Any­hoo. Idea sand­wiches. Must send that off to Steve Coogan vis a vis the third series. Although why Alan Par­tridge would appear in ‘Bread idol — the con­tin­te­nal ver­sion’, I’m not sure. Although I do like the idea of the judges throw­ing gra­nary rolls at each other.

Ok. For­get the sand­wiches. I’ve had a slow few days, writ­ing wise. I’ve been adjust­ing some key plot points, plus the oblig­a­tory jot­ting them down on paper, then in Sto­ry­lines, then in my plot­line doc­u­ment, and finally in my pseudo-first draft. At no stage has any­one leant over and said ‘my God, that’s genius’. No mat­ter how much I waft my note­book about. Philistines. Philistines with their own lives and ring­tones and cups of coffee.

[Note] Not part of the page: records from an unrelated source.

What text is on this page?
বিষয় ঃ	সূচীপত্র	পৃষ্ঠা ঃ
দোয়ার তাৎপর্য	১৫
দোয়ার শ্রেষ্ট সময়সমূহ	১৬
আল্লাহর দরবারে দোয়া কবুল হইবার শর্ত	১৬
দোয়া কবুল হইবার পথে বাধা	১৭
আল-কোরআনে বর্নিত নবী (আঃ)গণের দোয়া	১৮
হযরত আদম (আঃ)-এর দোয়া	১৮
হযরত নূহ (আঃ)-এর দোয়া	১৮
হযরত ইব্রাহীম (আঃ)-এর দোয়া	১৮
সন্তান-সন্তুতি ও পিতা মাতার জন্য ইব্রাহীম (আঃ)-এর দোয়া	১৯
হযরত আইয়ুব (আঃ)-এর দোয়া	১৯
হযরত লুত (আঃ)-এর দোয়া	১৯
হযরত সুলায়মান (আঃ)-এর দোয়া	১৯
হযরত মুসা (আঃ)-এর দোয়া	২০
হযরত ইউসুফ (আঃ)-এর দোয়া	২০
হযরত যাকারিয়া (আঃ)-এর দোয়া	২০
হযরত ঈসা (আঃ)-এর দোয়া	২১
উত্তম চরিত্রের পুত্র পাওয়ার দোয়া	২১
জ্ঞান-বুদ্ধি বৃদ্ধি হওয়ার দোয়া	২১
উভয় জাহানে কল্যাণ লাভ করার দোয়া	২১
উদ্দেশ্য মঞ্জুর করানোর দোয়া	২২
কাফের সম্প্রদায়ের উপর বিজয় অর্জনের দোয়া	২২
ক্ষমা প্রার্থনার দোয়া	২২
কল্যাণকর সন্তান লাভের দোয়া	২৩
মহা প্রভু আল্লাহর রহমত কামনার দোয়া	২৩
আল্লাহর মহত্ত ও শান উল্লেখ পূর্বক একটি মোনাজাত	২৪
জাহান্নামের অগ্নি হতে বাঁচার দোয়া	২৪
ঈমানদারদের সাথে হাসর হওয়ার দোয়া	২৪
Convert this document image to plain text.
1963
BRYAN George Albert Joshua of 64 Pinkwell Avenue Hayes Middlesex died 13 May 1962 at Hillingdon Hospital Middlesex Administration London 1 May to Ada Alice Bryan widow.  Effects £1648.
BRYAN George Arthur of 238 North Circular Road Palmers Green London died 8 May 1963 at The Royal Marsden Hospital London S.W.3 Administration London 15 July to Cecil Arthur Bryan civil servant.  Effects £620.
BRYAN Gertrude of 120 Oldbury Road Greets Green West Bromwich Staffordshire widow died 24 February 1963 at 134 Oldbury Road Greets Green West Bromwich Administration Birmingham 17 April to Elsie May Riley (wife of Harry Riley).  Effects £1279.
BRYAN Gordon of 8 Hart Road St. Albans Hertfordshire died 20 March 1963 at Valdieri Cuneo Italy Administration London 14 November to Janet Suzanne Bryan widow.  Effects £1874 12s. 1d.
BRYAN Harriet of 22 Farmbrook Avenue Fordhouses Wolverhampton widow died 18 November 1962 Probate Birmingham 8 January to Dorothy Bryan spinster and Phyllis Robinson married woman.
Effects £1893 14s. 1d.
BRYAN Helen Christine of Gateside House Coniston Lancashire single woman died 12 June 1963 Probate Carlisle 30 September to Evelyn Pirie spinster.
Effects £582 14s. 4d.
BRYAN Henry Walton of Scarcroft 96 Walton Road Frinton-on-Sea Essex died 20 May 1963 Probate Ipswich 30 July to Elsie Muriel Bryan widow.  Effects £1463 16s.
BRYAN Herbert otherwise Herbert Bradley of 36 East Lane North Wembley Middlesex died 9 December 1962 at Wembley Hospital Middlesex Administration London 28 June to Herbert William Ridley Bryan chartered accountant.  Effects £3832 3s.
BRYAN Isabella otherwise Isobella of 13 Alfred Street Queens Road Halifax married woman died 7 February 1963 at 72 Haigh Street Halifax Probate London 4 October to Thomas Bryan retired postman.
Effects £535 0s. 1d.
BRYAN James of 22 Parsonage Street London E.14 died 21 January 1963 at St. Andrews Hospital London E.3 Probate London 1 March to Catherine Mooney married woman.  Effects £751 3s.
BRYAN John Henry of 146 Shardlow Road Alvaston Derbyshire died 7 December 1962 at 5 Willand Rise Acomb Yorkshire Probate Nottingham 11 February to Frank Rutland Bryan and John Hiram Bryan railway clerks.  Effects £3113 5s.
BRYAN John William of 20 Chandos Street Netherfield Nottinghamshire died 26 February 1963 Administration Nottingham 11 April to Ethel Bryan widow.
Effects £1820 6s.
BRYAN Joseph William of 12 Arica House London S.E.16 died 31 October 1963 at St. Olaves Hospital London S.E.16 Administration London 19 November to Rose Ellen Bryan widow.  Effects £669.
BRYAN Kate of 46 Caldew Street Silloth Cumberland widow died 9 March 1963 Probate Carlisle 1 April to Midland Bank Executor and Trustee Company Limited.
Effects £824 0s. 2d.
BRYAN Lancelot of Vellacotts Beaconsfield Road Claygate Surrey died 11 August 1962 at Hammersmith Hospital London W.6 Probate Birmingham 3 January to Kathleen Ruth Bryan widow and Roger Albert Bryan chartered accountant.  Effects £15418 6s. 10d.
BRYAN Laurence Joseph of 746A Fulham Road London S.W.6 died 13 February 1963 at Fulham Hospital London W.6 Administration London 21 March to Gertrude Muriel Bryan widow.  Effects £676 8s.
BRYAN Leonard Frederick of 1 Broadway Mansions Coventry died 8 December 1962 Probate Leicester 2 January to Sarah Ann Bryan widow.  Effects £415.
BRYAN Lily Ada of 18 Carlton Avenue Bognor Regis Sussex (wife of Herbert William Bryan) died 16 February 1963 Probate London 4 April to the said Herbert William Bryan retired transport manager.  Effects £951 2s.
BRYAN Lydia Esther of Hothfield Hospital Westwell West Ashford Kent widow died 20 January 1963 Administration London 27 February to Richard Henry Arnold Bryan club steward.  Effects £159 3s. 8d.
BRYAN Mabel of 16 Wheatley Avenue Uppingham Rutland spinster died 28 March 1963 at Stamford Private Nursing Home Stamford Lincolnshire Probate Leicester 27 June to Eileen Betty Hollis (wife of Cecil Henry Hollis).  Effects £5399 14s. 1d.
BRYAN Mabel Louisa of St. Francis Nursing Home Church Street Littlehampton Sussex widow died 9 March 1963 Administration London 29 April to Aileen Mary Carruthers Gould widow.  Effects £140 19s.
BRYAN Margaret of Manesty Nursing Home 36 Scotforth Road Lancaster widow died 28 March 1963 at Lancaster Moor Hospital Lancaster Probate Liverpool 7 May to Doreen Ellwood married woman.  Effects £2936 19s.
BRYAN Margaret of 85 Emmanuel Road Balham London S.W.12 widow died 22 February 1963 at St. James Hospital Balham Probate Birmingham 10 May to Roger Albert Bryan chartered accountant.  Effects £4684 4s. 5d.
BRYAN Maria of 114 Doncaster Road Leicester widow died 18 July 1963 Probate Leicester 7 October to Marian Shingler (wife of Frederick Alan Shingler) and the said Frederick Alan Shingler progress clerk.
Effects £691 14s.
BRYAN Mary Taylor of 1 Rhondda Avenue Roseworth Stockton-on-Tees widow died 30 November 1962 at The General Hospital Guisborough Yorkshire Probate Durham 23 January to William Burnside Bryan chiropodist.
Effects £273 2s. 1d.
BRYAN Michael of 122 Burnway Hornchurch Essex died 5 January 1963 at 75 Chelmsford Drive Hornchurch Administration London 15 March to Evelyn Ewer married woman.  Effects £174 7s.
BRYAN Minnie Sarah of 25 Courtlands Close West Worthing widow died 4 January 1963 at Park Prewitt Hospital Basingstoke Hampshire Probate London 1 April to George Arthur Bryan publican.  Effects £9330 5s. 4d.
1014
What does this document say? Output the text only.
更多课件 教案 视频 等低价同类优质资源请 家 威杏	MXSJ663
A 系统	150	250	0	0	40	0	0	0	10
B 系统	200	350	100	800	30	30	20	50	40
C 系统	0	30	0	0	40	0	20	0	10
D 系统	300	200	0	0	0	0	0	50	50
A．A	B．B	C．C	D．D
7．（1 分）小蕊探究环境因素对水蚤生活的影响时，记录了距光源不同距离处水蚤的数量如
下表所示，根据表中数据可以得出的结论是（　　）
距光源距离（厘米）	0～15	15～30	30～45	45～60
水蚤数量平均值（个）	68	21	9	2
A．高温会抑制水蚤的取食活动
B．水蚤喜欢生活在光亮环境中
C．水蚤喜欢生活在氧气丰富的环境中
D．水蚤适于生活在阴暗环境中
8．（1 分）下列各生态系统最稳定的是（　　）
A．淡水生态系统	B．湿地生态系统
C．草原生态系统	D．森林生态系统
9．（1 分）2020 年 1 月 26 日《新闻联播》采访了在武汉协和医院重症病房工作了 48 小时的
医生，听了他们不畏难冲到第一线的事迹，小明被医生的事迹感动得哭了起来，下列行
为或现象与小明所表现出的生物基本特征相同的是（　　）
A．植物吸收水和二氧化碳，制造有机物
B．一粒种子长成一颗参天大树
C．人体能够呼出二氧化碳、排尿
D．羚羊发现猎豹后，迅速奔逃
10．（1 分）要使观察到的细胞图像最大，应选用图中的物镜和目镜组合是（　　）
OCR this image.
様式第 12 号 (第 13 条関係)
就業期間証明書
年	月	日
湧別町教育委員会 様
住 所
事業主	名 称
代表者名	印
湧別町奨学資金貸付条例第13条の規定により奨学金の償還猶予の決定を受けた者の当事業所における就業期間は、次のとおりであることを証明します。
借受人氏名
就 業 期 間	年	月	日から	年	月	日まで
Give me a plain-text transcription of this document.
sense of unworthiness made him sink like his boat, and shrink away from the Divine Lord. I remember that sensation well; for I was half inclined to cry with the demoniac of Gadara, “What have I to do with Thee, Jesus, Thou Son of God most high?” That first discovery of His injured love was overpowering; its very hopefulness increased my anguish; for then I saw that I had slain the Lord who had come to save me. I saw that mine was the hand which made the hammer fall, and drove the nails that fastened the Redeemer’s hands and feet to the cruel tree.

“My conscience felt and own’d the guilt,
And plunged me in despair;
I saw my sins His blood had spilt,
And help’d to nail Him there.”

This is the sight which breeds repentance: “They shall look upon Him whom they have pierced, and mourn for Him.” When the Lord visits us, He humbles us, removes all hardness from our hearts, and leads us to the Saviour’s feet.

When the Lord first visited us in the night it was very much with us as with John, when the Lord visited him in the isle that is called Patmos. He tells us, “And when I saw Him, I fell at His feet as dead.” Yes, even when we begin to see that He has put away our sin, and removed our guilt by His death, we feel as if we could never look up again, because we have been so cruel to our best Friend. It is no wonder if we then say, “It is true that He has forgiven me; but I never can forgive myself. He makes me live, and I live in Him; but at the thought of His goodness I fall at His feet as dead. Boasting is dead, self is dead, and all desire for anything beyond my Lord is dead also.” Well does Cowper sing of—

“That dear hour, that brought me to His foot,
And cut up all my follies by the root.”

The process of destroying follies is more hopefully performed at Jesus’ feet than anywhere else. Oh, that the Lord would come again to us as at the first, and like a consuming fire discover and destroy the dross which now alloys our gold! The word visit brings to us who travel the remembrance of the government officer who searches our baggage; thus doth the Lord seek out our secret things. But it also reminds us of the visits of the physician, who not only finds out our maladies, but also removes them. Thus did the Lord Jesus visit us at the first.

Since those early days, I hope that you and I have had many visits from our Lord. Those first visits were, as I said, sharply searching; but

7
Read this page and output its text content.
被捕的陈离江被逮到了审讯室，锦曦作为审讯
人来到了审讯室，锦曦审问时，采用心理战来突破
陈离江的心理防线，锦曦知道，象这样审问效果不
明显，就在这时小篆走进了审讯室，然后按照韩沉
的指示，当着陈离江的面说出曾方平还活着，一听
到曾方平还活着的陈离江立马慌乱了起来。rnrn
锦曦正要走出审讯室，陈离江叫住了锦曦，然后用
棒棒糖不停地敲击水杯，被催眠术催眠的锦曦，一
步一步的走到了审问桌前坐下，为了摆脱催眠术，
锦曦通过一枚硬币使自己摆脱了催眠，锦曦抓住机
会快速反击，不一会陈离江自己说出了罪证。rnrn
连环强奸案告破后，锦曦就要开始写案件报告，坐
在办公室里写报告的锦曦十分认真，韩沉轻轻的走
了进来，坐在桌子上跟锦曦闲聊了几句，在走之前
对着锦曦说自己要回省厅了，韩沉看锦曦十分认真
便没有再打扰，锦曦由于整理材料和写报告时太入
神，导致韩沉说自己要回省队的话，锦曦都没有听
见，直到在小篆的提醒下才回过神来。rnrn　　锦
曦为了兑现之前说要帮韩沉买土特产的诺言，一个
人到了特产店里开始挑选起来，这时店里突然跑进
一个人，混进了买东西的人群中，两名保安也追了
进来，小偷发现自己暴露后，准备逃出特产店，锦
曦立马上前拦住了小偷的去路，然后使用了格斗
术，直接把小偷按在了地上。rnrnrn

I’ll show them. But maybe not just yet. I’ve got some more edit­ing to do. You know how it is. Wouldn’t want them tut­ting. NO TUTTING! Or tsk­ing. Tsk­ing is very bad. Although now I’m forced to think about it, it’s prob­a­bly bet­ter that there is no reac­tion at all. Or per­haps no reac­tion until I offer them a sandwich.

And (obvi­ously) at no stage have I both­ered to, you know, actu­ally com­mit any sen­tences to paper / screen that were not full of dates and angst-ridden notes to myself. I’m fairly sure that Joyce didn’t have a note­book full of entries say­ing ‘why does Stephen do this?’. Although it would have made for a bet­ter film.…(ducks, then crawls under the car­pet for good measure).

Which is a very long winded way of say­ing it’s Wednes­day. Should they make bread that tuts and tsks when it’s toasted? Musi­cal bread? ‘Toast is burn­ing, toast is burn­ing, come save me, come save me…’ etc

Bread’s com­pli­macated. Ideas more so. Give me back my mojo.

One comment made on “Slow-jo mojo”

  1. My God, that’s genius. I expect I’d like it even more if I were read­ing it. Most nov­els writ­ten in the third per­son annoy me. Humans are arro­gant enough with­out pre­tend­ing to be mind-readers. David Nobbs is an exception.